Ihr Lieben!
Nachdem sich heute wieder der Dachdeckermeister angekündigt hatte – und zwar für 8 Uhr früh !!!!! – konnte ich meinen generalstabsmäßig geplanten Tagesbeginn nicht wie gewünscht durchführen. Der hätte zehnmal umdrehen beinhaltet. Aber die Balkonsanierung geht vor, daran wird auch während meiner Abwesenheit weiter gearbeitet. Aber das ermöglichte mir einen frühen Aufbruch Richtung Marburg, der ersten Station meiner Reise.
„Cora-Schatz, wir haben eine Woche Urlub!“ flötete ich meiner Weggefährtin beim Beladen zu. „Ja, Du vielleicht!“ schnippte sie zurück, „Ich muss ja fahren!“. Auf meine Anmerkung, dass ich ja auch irgendwie in den Fahrprozess eingebunden sei, und wir ja nun eine gaaaanz tolle Zeit vor uns hätten, seufzte sie nur.
Was hat denn Luther so in Marburg getrieben, fragt sich der neugierige Leser, gelle? Da fand das sogenannte Marburger Religionsgespräch statt, 1529 war das; zwischen den Lutheranern und progressiveren Reformationsgruppen herrschte Unklarheit über die Abendmahlsfrage. Außerdem hat unser Maddin hier mehrmals gepredigt, wenn er auf seinen vielen innerdeutschen Reisen hier mal einen Stopp eingelegt hatte.
Und der Gerry, was hat der so in Marburg gemacht? Ja nun, der ist erstmal zur Elisabethkirche gelaufen, dem ältesten rein gotischen Kirchenbau Deutschlands. Die Elsi war eine Heilige, die uns auf der Wartburg noch einmal begegnen wird. Sie wurde im Alter von 4 Jahren mit dem 11jährigen Ludwig von Thüringen verlobt und starb, verhärmt von einem entbehrungsreichen Leben, das sie Armen und Kranken widmete, bereits mit 24 Jahren.
Dann lief der Gerry zum Landgrafenschloss den Berg hoch.
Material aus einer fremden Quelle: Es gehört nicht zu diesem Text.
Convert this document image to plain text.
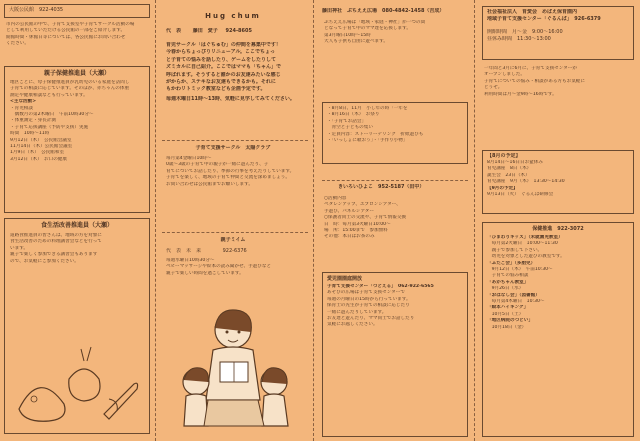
大阪公民館　922-4035
市内の公民館の中で、子育て支援室や子育てサークル活動の場
として利用していただける公民館の一部をご紹介します。
開館時間・休館日等については、各公民館にお問い合わせ
ください。
親子保健推進員（大瀬）
地区ごとに、母子保健推進員が乳幼児のいる家庭を訪問し
子育ての相談に応じています。そのほか、赤ちゃんの体重
測定や健康相談なども行っています。
<主な活動>
・育児相談
　偶数月の第2木曜日　午前10時30分～
・体重測定・身長計測
・子育て応援講座（予防や支援）実施
時間　10時～11時
9月12日（木）　公民館会議室
11月14日（木）公民館会議室
1月9日（木）　公民館和室
3月12日（木）　お口の健康
食生活改善推進員（大瀬）
道路食推進員の皆さんは、地域の方を対象に
食生活改善のための料理講習会などを行って
います。
親子で楽しく参加できる講習会もあります
ので、お気軽にご参加ください。
Hug chum
代　表 藤田　愛子 924-8605
育児サークル「はぐちゅむ」の仲間を募集中です！
今春からちょっぴりリニューアル。ここでちょっ
と子育ての悩みを話したり、ゲームをしたりして
ズミカルに自己紹介。ここではママも「ちゃん」で
呼ばれます。そうすると誰かのお友達みたいな感じ
がからか、ステキなお友達もできるかも。それに
もかわリトミック教室なども企画予定です。
毎週木曜日11時～13時、気軽に見学してみてください。
子育て支援サークル　太陽クラブ
毎月第4金曜日10時～
0歳～3歳の子育て中の親子が一緒に遊んだり、子
育てについてお話したり、季節の行事を考えたりしています。
子育てを楽しく、地域の子育て仲間と交流を深めましょう。
お問い合わせは公民館までお願いします。
親子ミイム
代　表　未　来	922-6376
毎週水曜日10時30分～
ベビーマッサージや絵本の読み聞かせ、手遊びなど
親子で楽しい時間を過ごしています。
藤田神社　ぷちええ広場　080-4842-1458（吉成）
ぷちええ広場は「地域・家庭・神社」が一つの間
となって子育て中のママ達を応援します。
第3月曜日10時～15時
大人も子供も自由に遊べます。
・8月8日、11月　小し年の時「一年を
・8月16日（木）　お祭り
・「子育てお話会」
　青空と子どもの集い
・定員内容：ストーリーテリング　折紙遊びも
・「いっしょに歌おう」・「手作り小物」
きいろいひよこ　952-5187（田中）
○活動内容
ペタレンアップ、エプロンシアター、
手遊び、パネルシアター
○保護者同士の交流や、子育て情報交換
日　時：毎月第3火曜日10:00～
場　所：15:00まで　参加無料
その他：本日はお茶のみ
愛児園園庭開放
子育て支援センター「つどえる」　062-922-6565
あそびの広場は子育て支援センターで
毎週の月曜日の15時から行っています。
保育士の先生が子育ての相談に応じたり
一緒に遊んだりしています。
お友達と遊んだり、ママ同士でお話したり
気軽にお越しください。
社会福祉法人　育愛会　めばえ保育園内
地域子育て支援センター「ぐるんぱ」　926-6379
開館時間　月～金　9:00～16:00
昼休み時間　11:30～13:00
一年間と3月に6月に、子育て支援センターが
オープンしました。
子育てについての悩み・相談がある方もお気軽に
どうぞ。
利用時間は月～金9時～16時です。
【8月の予定】
8月14日～16日日お盆休み
育児講座　8日（木）
誕生会　23日（木）
育児講座　9月（木）　13:30～14:30
【9月の予定】
9月13日（火）　ぐるんぱ研修会
保健推進　922-3072
「ひまわりキッズ」（未就園児教室）
　毎月第2火曜日　10:00～11:30
　親子で参加して下さい。
　幼児を対象とした遊びの教室です。
「ふたご会」（多胎児）
　9月12日（木）　午前10:30～
　子育ての悩み相談
「あかちゃん教室」
　9月26日（水）
「おはなし会」（図書館）
　毎月第4木曜日　10:30～
「絵本ハイキング」
　10月5日（土）
「地区病院のつどい」
　10月18日（金）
Gefühlte 1000 Höhenmeter auf 1 Km Strecke. Nach erfolgreicher Reanimation konnte er sich dann da umschauen. Schöne Ausblicke bieten sich da oben. Es hat zwar ein bisschen genieselt, aber bei Sonne hätte mich der Weg nach oben … Für runter dachte ich an einen Bus. Aber der Busfahrer erklärte mir, dass er nicht an der Altstadt vorbeikäme. Und obwohl er eigentlich hätte abfahren müssen, schleppte er mich noch zur Burgbrüstung und gestikulierte mir den Weg nach unten in die Altstadt. Ein netter Mensch!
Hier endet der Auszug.